Yes, it’s a major marketing opportunity. That’s why many cities compete to host a piece of the race. To get a start/finish, as Sacramento did Sunday, is considered a major coup and shows that race organizers have confidence that Sacramento will show well on TV and that people will turn out en masse to support the race.

With Sacramento’s branding as “America’s Farm to Fork Capital” gaining credibility in the past few years, I wondered how the city sought to position itself for the big bike race, which is being televised to 18 million people in 200 countries and territories.

Roaming the grounds near the Capitol on Friday for the public team presentation, it was clear that the Sacramento Convention and Visitors Bureau was working the farm-to-fork angle. On Sunday, that became clearer with the presence of Michael Thiemann and Matt Masera, the team behind Mother and soon-to-open Empress. The two were roasting a pig on a spit, along with chicken and sausages from Morant’s on Franklin Boulevard.

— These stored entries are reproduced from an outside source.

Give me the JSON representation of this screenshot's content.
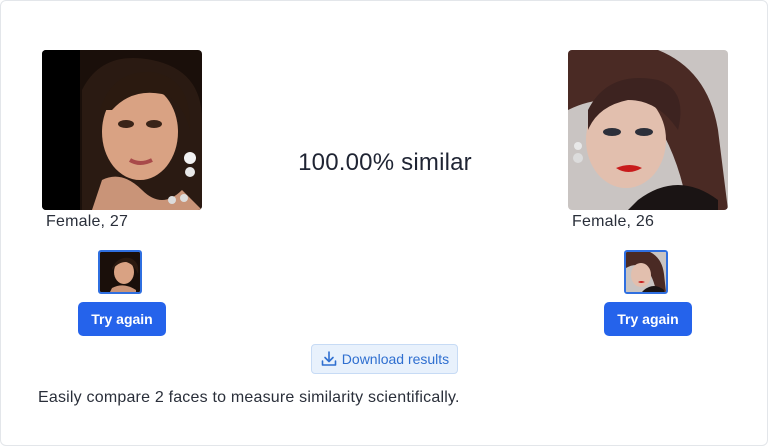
{
  "faces": {
    "left": {
      "label": "Female, 27",
      "photo_icon": "portrait-photo-dark-hair-earring"
    },
    "right": {
      "label": "Female, 26",
      "photo_icon": "portrait-photo-red-lips"
    }
  },
  "result": {
    "similarity_text": "100.00% similar",
    "similarity_percent": 100.0
  },
  "buttons": {
    "try_again_left": "Try again",
    "try_again_right": "Try again",
    "download": "Download results"
  },
  "description": "Easily compare 2 faces to measure similarity scientifically.",
  "colors": {
    "primary": "#2563eb",
    "download_bg": "#e8f1fc",
    "download_text": "#2f6fd0",
    "thumb_border": "#2f6fe0"
  }
}
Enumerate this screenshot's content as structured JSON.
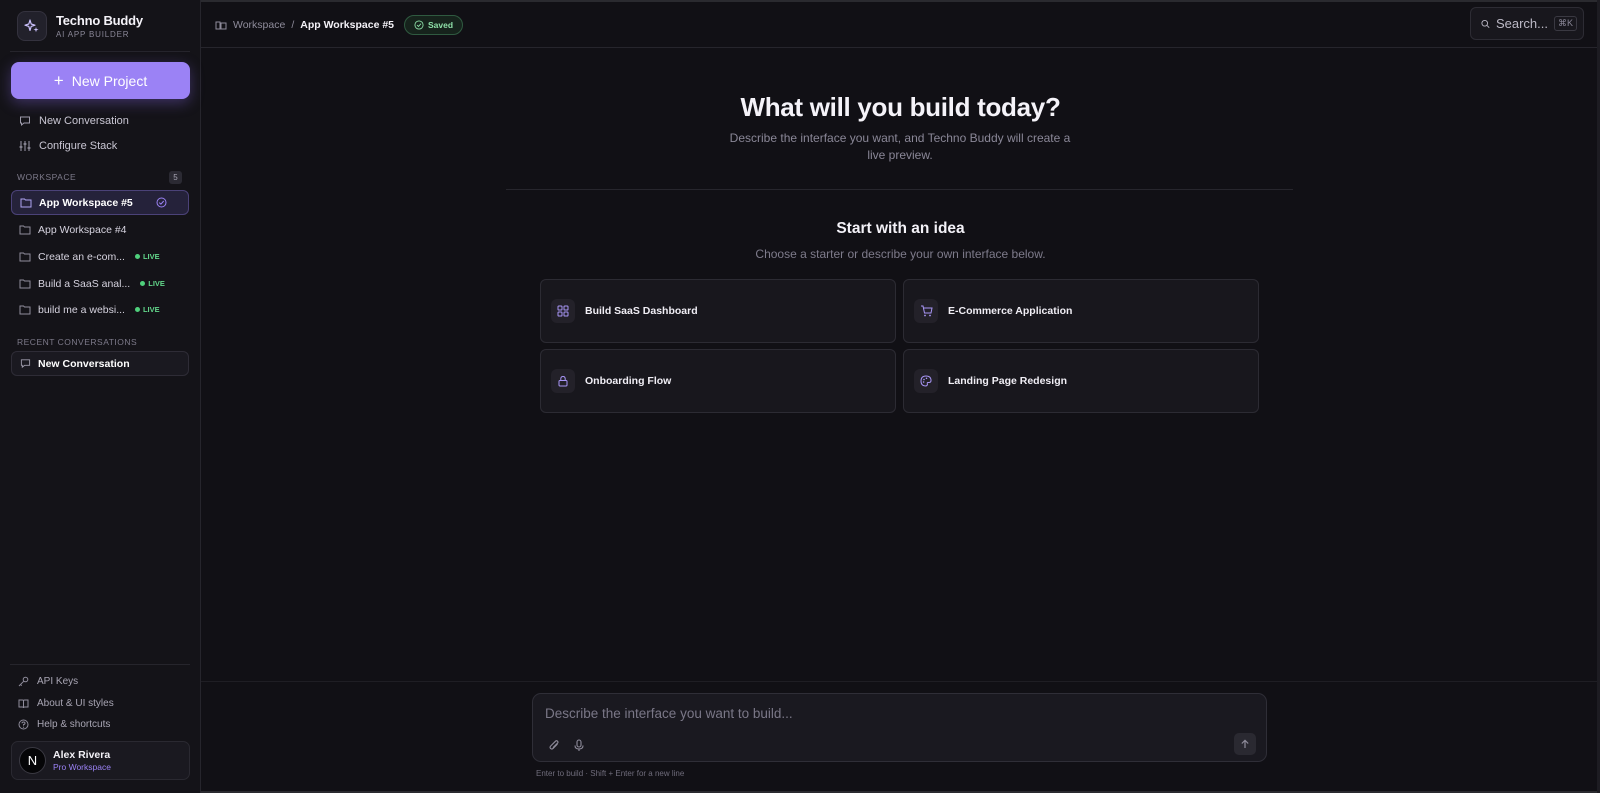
{
  "brand": {
    "name": "Techno Buddy",
    "subtitle": "AI APP BUILDER",
    "accent": "#9b82f5"
  },
  "sidebar": {
    "new_project_label": "New Project",
    "links": [
      {
        "label": "New Conversation",
        "icon": "chat-bubble-icon"
      },
      {
        "label": "Configure Stack",
        "icon": "sliders-icon"
      }
    ],
    "workspace_section": "WORKSPACE",
    "workspace_count": "5",
    "workspaces": [
      {
        "label": "App Workspace #5",
        "active": true,
        "status": ""
      },
      {
        "label": "App Workspace #4",
        "active": false,
        "status": ""
      },
      {
        "label": "Create an e-com...",
        "active": false,
        "status": "LIVE"
      },
      {
        "label": "Build a SaaS anal...",
        "active": false,
        "status": "LIVE"
      },
      {
        "label": "build me a websi...",
        "active": false,
        "status": "LIVE"
      }
    ],
    "recent_section": "RECENT CONVERSATIONS",
    "recent": [
      {
        "label": "New Conversation"
      }
    ],
    "bottom_links": [
      {
        "label": "API Keys",
        "icon": "key-icon"
      },
      {
        "label": "About & UI styles",
        "icon": "book-icon"
      },
      {
        "label": "Help & shortcuts",
        "icon": "help-circle-icon"
      }
    ],
    "user": {
      "initial": "N",
      "name": "Alex Rivera",
      "plan": "Pro Workspace"
    }
  },
  "topbar": {
    "breadcrumb_root": "Workspace",
    "breadcrumb_sep": "/",
    "breadcrumb_current": "App Workspace #5",
    "saved_label": "Saved",
    "search_placeholder": "Search...",
    "search_shortcut": "⌘K"
  },
  "main": {
    "title": "What will you build today?",
    "subtitle": "Describe the interface you want, and Techno Buddy will create a live preview.",
    "ideas_title": "Start with an idea",
    "ideas_subtitle": "Choose a starter or describe your own interface below.",
    "cards": [
      {
        "label": "Build SaaS Dashboard",
        "icon": "grid-icon"
      },
      {
        "label": "E-Commerce Application",
        "icon": "cart-icon"
      },
      {
        "label": "Onboarding Flow",
        "icon": "lock-icon"
      },
      {
        "label": "Landing Page Redesign",
        "icon": "palette-icon"
      }
    ]
  },
  "composer": {
    "placeholder": "Describe the interface you want to build...",
    "hint": "Enter to build · Shift + Enter for a new line"
  }
}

With the success of Mother and all the buzz about Empress, owner/chef Thiemann has become known as a leader in the farm-to-fork movement, along with chefs such as Oliver Ridgeway of Grange, Patrick Mulvaney of Mulvaney’s B&L, Ed Roehr of Magpie and Randall Selland and company of Selland Family Restaurants (The Kitchen, Ella and Selland’s Market-Cafe).

Landing Thiemann as the caterer in the VIP tent on Sunday was no accident. And it was clear that Sacramento was hammering home the message. The race announcers on NBCSN mentioned Sacramento and farm-to-fork during the live broadcast.

“When you step back and think about us buying that type of advertising or marketing, there’s no way we could afford it,” said Mike Testa, chief operating officer of the Sacramento Convention and Visitors Bureau. “To be able to get that message out to 18 million people is huge. And to have the people in the VIP tent exposed to what Thiemann created there adds substance and credibility to our message.”

Testa noted that despite initial detractors, the farm-to-fork campaign has flourished. He noted that the Wall Street Journal recently named Sacramento to a list of the best small and mid-sized food cities.

“That kind of thing didn’t happen before this campaign,” Testa said.